Pensiamo alla canzone nel juke-box che Killer lascia ad Agent (“Forget Him”), per comunicargli il suo abbandono. Oppure alle sequenze girate con la videocamera da Ho, che riprende il padre, prima scocciato dal gioco del figlio e poi, di notte, sorpreso a commuoversi di fronte a quelle buffe immagini. Immagini che avranno tutt’altro “sapore” emozionale al momento della morte del padre di Ho. Allora, immediatamente, diventano documento, memoria. Qualcosa che ci apparteneva e che oggi non c’è più.
Il messaggio registrato da Lai non è neppure udibile. Eppure grida, sbraita e si fa comprensibile nella sua incomunicabilità, così come il biglietto illeggibile di Hong Kong Express o la lettera del marito invisibile di Zhen di In the mood for love.

Conclusioni

Il cinema di Wong Kar Wai è tante cose, ma soprattutto è l’inseguimento di un sogno perduto. La camera è una lente di ingrandimento che ci rende vicini ai personaggi visivamente, ma che ci fa percepire la loro distanza corporea, il distacco della loro anima, innavvicinabile, imprendibile.
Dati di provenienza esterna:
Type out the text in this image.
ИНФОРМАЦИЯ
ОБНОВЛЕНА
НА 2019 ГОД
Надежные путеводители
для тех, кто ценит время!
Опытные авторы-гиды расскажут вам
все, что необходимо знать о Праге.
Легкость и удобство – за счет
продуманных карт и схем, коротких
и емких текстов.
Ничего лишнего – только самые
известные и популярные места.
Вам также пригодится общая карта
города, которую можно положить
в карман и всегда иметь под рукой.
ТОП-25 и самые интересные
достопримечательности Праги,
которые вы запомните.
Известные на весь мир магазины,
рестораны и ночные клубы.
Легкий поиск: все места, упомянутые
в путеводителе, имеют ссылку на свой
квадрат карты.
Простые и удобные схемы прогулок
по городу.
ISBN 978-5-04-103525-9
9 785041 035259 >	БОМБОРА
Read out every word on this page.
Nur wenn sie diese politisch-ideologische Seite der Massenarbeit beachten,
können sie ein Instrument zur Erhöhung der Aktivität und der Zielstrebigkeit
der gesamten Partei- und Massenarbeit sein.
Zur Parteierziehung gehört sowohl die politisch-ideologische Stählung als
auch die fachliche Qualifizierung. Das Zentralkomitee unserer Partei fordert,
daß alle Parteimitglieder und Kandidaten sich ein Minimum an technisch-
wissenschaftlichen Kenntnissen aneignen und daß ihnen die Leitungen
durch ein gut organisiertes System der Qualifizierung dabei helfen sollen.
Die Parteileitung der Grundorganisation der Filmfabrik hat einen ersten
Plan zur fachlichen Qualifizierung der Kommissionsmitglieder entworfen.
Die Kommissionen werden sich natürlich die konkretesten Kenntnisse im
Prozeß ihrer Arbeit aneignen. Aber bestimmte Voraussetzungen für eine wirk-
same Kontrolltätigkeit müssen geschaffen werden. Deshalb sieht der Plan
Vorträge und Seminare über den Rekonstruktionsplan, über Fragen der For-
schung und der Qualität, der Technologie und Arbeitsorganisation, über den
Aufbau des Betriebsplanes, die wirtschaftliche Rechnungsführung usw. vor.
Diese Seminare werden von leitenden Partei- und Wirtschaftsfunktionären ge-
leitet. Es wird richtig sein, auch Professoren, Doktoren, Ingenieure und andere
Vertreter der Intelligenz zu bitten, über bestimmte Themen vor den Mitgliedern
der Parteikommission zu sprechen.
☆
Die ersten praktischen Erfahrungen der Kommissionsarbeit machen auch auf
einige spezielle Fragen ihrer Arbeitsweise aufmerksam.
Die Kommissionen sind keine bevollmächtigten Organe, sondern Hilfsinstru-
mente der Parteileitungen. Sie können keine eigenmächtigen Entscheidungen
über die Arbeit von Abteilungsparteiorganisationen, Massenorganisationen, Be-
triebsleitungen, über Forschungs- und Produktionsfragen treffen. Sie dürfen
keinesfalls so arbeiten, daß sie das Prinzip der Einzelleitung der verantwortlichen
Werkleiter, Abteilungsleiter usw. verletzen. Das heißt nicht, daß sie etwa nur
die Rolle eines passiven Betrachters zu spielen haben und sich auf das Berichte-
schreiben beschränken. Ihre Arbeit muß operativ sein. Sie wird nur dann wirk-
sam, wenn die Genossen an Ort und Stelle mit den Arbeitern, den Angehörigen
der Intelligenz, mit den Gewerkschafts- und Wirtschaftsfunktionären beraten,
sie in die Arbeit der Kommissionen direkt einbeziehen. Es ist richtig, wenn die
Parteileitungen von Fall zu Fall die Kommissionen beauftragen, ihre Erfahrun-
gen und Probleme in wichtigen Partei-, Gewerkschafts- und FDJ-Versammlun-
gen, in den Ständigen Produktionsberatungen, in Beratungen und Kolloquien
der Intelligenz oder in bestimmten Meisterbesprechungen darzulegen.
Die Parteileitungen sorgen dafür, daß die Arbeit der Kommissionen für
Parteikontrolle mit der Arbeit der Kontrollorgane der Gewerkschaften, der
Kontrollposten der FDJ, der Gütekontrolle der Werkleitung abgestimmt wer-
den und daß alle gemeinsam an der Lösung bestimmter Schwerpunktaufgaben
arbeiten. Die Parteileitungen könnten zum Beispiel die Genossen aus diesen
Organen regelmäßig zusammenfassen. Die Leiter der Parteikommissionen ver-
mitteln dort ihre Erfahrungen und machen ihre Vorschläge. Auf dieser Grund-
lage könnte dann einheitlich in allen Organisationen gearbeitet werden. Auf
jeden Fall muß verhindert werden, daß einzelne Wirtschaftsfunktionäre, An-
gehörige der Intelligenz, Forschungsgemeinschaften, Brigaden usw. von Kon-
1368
La regia di Wai è un gioco di angoli e spigolature. Una regia che gioca sulla geometria ma che non è rigorosamente geometrica. Anzi, è frenetica, movimentata, il prolungamento tecnico del flusso narrativo che tramuta in immagine.

Memorabile la scena di combattimento in As Tears goes by, durante la quale Wang uccide con una mannaia uno dei tirapiedi del boss rivale. E il tutto ripreso magistralmente nell’economia di un caos ordinato, di un unico sfarfallio di immagini frammiste a luci. Una sensazionale stroboscopia di bagliori e di suoni assordanti.